“Why does anyone need assistance to commit suicide? There are plenty of weapons, tall buildings, high bridges, closed garages with motors running, heroin and sleeping pills, to name a few commonly employed methods that have been successful.”
Rep. Thomas Shields made this observation in a letter to a young constituent. The obvious question is: Why would he?
There is no acceptable answer.
Mike Simpson lives in Auburn and mailed Shields a well-researched and polite letter suggesting that Maine adopt a law permitting physician-assisted suicide. The response he got from the representative was anything but polite or reasonable.
Shields, a doctor, a Republican and a Christian, doesn’t support physician-assisted suicide. He has, he wrote Simpson, toyed with the theory of legislator-assisted suicide.
Constituents could, he suggested, “simply ask your legislator to supply you with a loaded weapon so you can blow your brains out; simple, efficient, but a little messy.”
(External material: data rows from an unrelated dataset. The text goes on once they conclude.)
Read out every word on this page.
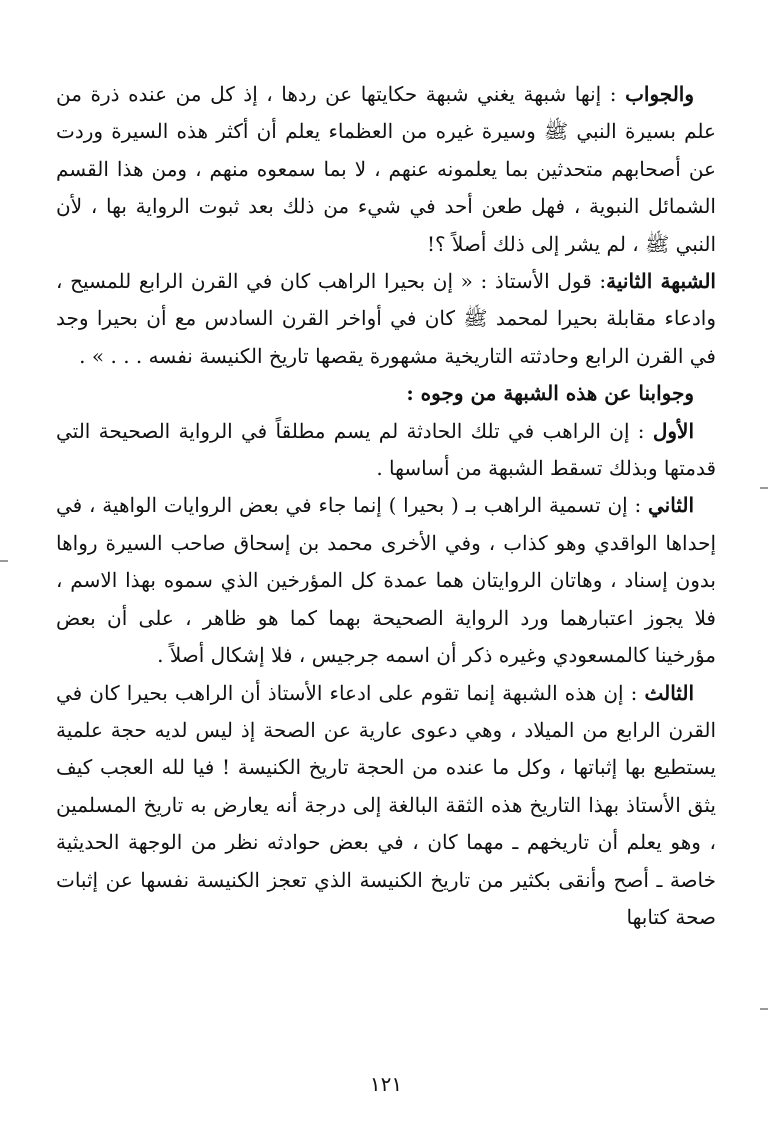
والجواب : إنها شبهة يغني شبهة حكايتها عن ردها ، إذ كل من عنده ذرة من علم بسيرة النبي ﷺ وسيرة غيره من العظماء يعلم أن أكثر هذه السيرة وردت عن أصحابهم متحدثين بما يعلمونه عنهم ، لا بما سمعوه منهم ، ومن هذا القسم الشمائل النبوية ، فهل طعن أحد في شيء من ذلك بعد ثبوت الرواية بها ، لأن النبي ﷺ ، لم يشر إلى ذلك أصلاً ؟!

الشبهة الثانية: قول الأستاذ : « إن بحيرا الراهب كان في القرن الرابع للمسيح ، وادعاء مقابلة بحيرا لمحمد ﷺ كان في أواخر القرن السادس مع أن بحيرا وجد في القرن الرابع وحادثته التاريخية مشهورة يقصها تاريخ الكنيسة نفسه . . . » .

وجوابنا عن هذه الشبهة من وجوه :

الأول : إن الراهب في تلك الحادثة لم يسم مطلقاً في الرواية الصحيحة التي قدمتها وبذلك تسقط الشبهة من أساسها .

الثاني : إن تسمية الراهب بـ ( بحيرا ) إنما جاء في بعض الروايات الواهية ، في إحداها الواقدي وهو كذاب ، وفي الأخرى محمد بن إسحاق صاحب السيرة رواها بدون إسناد ، وهاتان الروايتان هما عمدة كل المؤرخين الذي سموه بهذا الاسم ، فلا يجوز اعتبارهما ورد الرواية الصحيحة بهما كما هو ظاهر ، على أن بعض مؤرخينا كالمسعودي وغيره ذكر أن اسمه جرجيس ، فلا إشكال أصلاً .

الثالث : إن هذه الشبهة إنما تقوم على ادعاء الأستاذ أن الراهب بحيرا كان في القرن الرابع من الميلاد ، وهي دعوى عارية عن الصحة إذ ليس لديه حجة علمية يستطيع بها إثباتها ، وكل ما عنده من الحجة تاريخ الكنيسة ! فيا لله العجب كيف يثق الأستاذ بهذا التاريخ هذه الثقة البالغة إلى درجة أنه يعارض به تاريخ المسلمين ، وهو يعلم أن تاريخهم ـ مهما كان ، في بعض حوادثه نظر من الوجهة الحديثية خاصة ـ أصح وأنقى بكثير من تاريخ الكنيسة الذي تعجز الكنيسة نفسها عن إثبات صحة كتابها

١٢١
However, he went on, Shields doesn’t “know many legislators who want to be put in that position of responsibility.”
These are the sentiments of an elected official delivered to a 17-year-old student who wrote to Shields as part of a classroom project.
Shields defended his letter as personal views expressed in a personal communication to the student. Not so.
The letter was drafted on official House of Representatives letterhead. It was a response to a formal request for consideration of legislation. The student’s letter may have been delivered to Shields’ home, but there was nothing private about this communication. It was official business and Shields acted poorly in his official capacity as a state legislator.
No matter what his personal feelings, Shields is an elected official and everything he does reflects on the people of District 72.
Shields owes Simpson more than an apology. We suggest the representative make an appearance at Edward Little High School and give his full attention and official respect to Simpson and his peers, some of whom are old enough to vote.
Public policy 101
Rod Paige is the nation’s secretary of education, the man responsible for implementing policy in public schools.
A man who believes, “all things being equal, I would prefer to have a child in a school where there’s a strong appreciation for values, the kinds of values that I think are associated with the Christian communities, so that this child can be brought up in an environment that teaches them to have strong faith.”
His reasoning, he argues, is that Christian schools operate under set and like values. Public schools are problematic because there are “many different kids with different kinds of values,” he said.
That’s right. Kids are different. Families are different. This country is full of differences and public schools have a duty to accept and educate students of hugely diverse backgrounds, behaviors, dreams and goals.
Should public schools expect students to behave? Absolutely.
Should students be expected to act in concert because of shared Christian faith? Absolutely not.
Not in a nation founded on the very principle of religious freedom.